Success – at what price?

The sordid issue of drugs in sport takes us back to the Dubin Inquiry in Canada following the Ben Johnson episode at the Olympic Games in Seoul, South Korea, 1988. The Inquiry revealed that the physician involved in the case, Dr Jaime Astaphan, appeared to have suggested that athletes were taking drugs to enhance their performances anyway and it was better that they did so under the supervision of a qualified physician rather than risk injuring themselves by doing it without such assistance.

Interestingly, despite the fact that WADA has made significant strides in the unearthing of drug cheats in sport there seems to be little reduction in the incidence of such cases in the many sports being practised today.

Recent revelations by one of the greats of golf indicates that he has been informed by two current players of the game that they have used drugs to better their performance in the field.
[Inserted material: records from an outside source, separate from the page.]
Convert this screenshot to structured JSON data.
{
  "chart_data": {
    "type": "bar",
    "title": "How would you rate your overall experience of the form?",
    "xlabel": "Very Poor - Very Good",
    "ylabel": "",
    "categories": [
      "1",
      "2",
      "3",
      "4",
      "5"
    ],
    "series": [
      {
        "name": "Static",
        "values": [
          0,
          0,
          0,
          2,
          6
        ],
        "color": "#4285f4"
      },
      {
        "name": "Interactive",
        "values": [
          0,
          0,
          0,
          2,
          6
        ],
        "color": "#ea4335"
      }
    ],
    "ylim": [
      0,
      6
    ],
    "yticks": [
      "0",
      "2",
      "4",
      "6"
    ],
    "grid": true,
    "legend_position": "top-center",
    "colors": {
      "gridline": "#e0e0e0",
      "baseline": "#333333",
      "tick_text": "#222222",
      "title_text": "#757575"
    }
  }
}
For some time we have had revelations that the sport of Tennis has been tainted somewhat by the use of drugs by some of its athletes.

The sports of archery and shooting have also come under scrutiny for the possible use of marijuana by some athletes to steady their nerves while competing.

In athletics there has been a recent trend towards checking long distance athletes for the use of EPO, the same drug used by some cyclists involved in endurance events.

Many are today asking the question, who is to blame?

Many international sports federations insist that the athlete is responsible for what is found in his/her body when tested. The athletes claim, at least initially, that they never knowingly took the drugs found in their bodies. Coaches and physicians are rarely called upon to offer explanations for and on behalf of the athletes who have been caught in the widening drug net.